コラム 〜 ふじみんと学ぶ! お水の基礎知識
日本一の標高を誇る富士山が、時代を越えてたくさんの人から愛されてきたことは知っているよね!富士山は約1万数千年前の石器時代から活発な火山活動を何度も繰り返して、徐々に現代のような形に近づいていったそうだよ。
じゃあ、あんなに美しい富士山だけど、日本アルプスに比べて高山植物が少ないことを知っているかな?それは、富士山が形成された時期や高山植物の由来とも関係があるんだ。でも、富士山で見られる植物や花もいくつかあるんだよ。
そこで今回は、富士山に自生する植物・花の種類について紹介するよ!
富士山の山地に高山植物が生えていない理由
高山植物とは、高木が生育できなくなる森林限界(日本アルプスや富士山では2,500m)よりも高いところに生えている植物の総称です。現在、日本アルプスなどの高山に自生する高山植物は、7万年ほど前に始まった最終氷河期に南下して日本まで伝わってきました。
約1万年前に最終氷河期が終わり、それと共に寒冷な土地を求めて高山へと分布した植物が、高山植物として今も日本アルプスなどで生き続けています。
日本アルプスは氷河期の終わり頃すでに現代とほとんど同じ姿になっていたため高山植物が活着しましたが、富士山ができたのは約1万年前のため、高山植物が活着する機会を逸してしまったのです。
また、岩肌や石ころなどが多く植物が生息しにくい環境であることも、富士山に植物が少ない理由の1つといわれています。
富士山の山地帯に自生する植物・花の種類
山地帯とは、標高800~1,600mあたりのことを指します。
富士山の山地帯には、ブナやミズナラなどの落葉広葉樹やヒノキ、アカマツなどが群生しています。
他にもコナラ、ヒノキ、ツガ、モミ、ソヨゴ、サルナシ、フジザクラなどの植物の他、ヤマブドウやススキ、オミナエシ、ミヤマアキノキリンソウ、クルマユリ、ヤマホタルブクロ、ヤナギランなどが分布しています。
御殿場口新五合目(標高1,440m)から鳥居をくぐって登り始めると、フジアザミの群落に出会うことでしょう。
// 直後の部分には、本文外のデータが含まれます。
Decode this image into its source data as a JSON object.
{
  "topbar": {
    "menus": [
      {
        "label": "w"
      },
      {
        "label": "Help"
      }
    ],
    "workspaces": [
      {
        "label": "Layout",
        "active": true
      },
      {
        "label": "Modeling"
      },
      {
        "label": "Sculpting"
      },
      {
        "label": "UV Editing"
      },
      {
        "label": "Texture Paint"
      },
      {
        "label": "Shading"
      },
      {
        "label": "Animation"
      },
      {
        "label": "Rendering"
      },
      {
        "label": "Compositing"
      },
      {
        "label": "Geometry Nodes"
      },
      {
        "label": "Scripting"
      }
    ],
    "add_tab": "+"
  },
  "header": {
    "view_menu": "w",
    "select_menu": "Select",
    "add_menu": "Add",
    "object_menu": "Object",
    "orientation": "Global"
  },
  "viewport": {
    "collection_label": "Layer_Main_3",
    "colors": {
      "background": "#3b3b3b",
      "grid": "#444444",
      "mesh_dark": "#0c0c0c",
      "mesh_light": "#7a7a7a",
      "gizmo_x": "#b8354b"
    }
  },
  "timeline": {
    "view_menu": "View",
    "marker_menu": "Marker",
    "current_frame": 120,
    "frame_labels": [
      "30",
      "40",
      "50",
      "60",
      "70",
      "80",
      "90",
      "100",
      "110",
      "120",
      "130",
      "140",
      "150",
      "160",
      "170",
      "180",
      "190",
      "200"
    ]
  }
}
富士山の植物分布は山の形の円錐形に沿って生育していますが、標高が高くなるほど生育環境が悪くなります。その上、植物にとっては好条件とはいえない地質ですが、だからこそともいえる富士独自の高山植物が自生しています。たとえば、フジアザミ、フジイバラ、フジオトギリ、フジザクラ、フジテンニンソウ、フジハタザオなどです。
富士山の亜高山帯に自生する植物・花の種類
亜高山帯とは、1,600~2,500mくらいの標高のことを指します。富士山では6合目あたりが、ちょうど森林限界といわれる高木が生育できなくなる限界の標高です。
亜高山帯はカラマツやシラビソなどの常緑針葉樹で覆われています。
中でもカラマツは独特の形をとっており、樹高が低く地面を這うようにして生育しているのが特徴です。カラマツは本来、幹がまっすぐ伸び三角錐をしている植物ですが、森林限界では低温や強風のため、植物の樹高が極端に低くなります。
ピンクの美しい花をつけるハクサンシャクナゲは標高2,000m以上でも目にすることが可能です。
ハクサンシャクナゲは環境への順応性が高く、30~50㎝の低木として亜高山帯から高山帯まで広く分布しています。
富士山の高山帯に自生する植物・花の種類
高山帯とは、標高2,500m以上のことを指します。
森林限界を過ぎると自生する植物は限られてきますが、オンタデなどとともに、岩陰などに鳥の爪先のような形をした白い花のイワツメクサなどを見かけることが可能です。
富士山の高山帯でよく見かけるオンタデはイタドリと似ていますが、オンタデはシベリアにもあり、氷河期の名残の高山植物といわれています。
おわりに
今回は、富士山に高山植物が生えていない理由と、富士山に自生する植物・花の種類について紹介したよ。
富士山は標高の高い場所でもさまざまな植物や花が自生していて、美しい自然を形成しているんだね。富士山に登るときは、登山道から見える植物にも目を向けてみるともっと富士山を楽しめそうだね!